From the feature forests, we can extract a set of feature lists by the following mutual-recursive procedures.

An event written in AmisTree format can be converted into an Amis format event which have all the feature lists that can be extracted from the feature forest as its observed and complement events. The result of parameter estimation for AmisTree format events is equivalent to that for such an Amis format events, but the computational cost of the estimation is proportional to the size of the feature forests.

Output

Amis outputs pairs of feature and parameter. The output format is the same as a model file. Since the output format is the same as a model file, the output file can be reused as an input of the new computation. That is, we can further progress the parameter estimation given already estimated data.

Parameters a_i corresponding to feature functions are output, and we can compute the probability of an unknown event by the product of a_i for all activated features.


Using reference distributions

Internal specs

Coming soon...

Misc. (restrictions and known bugs)


References

[1] Adam L. Berger, Stephen A. Della Pietra and Vincent J. Della Pietra. A maximum entropy approach to natural language processing. Computational Linguistics, 22(1):39-71, 1996.

[2] Yusuke Miyao and Jun'ichi Tsujii. Maximum entropy estimation for feature forests. In Proc. HLT2002.

[3] Stephen A. Della Pietra, Vincent J. Della Pietra and John Lafferty. Inducing features of random fields. IEEE Transactions on Pattern Analysis and Machine Intelligence, 19(4):380-393, 1997.

[4] Jorge Nocedal. Updating quasi-Newton matrices with limited storage. Mathematics of Computation, 35:773-783, 1980.

[5] J. N. Darroch and D. Ratcliff. Generalized iterative scaling for log-linear models. Annals of Mathematical Statistics, 43:1470-1480, 1972.

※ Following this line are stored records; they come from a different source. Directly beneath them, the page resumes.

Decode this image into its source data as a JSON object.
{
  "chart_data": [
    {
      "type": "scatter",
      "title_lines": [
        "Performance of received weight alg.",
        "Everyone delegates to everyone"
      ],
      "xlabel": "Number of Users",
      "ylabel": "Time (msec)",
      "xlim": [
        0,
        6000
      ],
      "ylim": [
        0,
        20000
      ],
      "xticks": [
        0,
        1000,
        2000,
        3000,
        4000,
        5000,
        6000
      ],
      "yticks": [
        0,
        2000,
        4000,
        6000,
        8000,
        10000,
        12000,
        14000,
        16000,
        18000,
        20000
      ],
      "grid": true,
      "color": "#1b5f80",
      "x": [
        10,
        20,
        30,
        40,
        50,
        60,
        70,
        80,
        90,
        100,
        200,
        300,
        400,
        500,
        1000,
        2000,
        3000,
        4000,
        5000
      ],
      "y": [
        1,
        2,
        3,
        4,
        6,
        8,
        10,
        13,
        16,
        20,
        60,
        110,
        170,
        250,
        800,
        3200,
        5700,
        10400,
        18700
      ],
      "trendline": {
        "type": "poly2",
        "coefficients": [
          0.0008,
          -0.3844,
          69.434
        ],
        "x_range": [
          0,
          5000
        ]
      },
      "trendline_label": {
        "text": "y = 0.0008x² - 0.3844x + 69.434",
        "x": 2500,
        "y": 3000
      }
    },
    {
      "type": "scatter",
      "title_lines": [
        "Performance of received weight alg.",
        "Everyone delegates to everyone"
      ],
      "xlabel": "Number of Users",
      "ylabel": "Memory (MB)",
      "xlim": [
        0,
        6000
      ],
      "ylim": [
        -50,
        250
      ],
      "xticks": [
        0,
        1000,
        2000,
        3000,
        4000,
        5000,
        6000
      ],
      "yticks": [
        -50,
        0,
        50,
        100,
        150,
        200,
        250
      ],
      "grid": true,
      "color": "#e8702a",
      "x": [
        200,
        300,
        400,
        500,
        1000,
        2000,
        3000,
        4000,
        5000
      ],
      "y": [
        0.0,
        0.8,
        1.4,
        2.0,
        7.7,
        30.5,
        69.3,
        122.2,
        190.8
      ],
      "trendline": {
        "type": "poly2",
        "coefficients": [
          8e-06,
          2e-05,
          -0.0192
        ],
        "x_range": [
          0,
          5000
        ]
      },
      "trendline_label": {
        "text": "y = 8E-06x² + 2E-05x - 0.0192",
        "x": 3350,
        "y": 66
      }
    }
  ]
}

[6] Stanley F. Chen and Ronald Rosenfeld. A Gaussian prior for smoothing maximum entropy models. Technical Report CMUCS -99-108, Carnegie Mellon University, 1999.

[7] Steven J. Benson and Jorge More'. A Limited-Memory Variable-Metric Algorithm for Bound-Constrained Minimization. Mathematics and Computer Science Division, Argonne National Laboratory, ANL/MCS-P909-0901, 2001.

[8] Jun'ichi Kazama and Jun'ichi Tsujii. Evaluation and Extension of Maximum Entropy Models with Inequality Constraints. In the Proceedings of EMNLP 2003.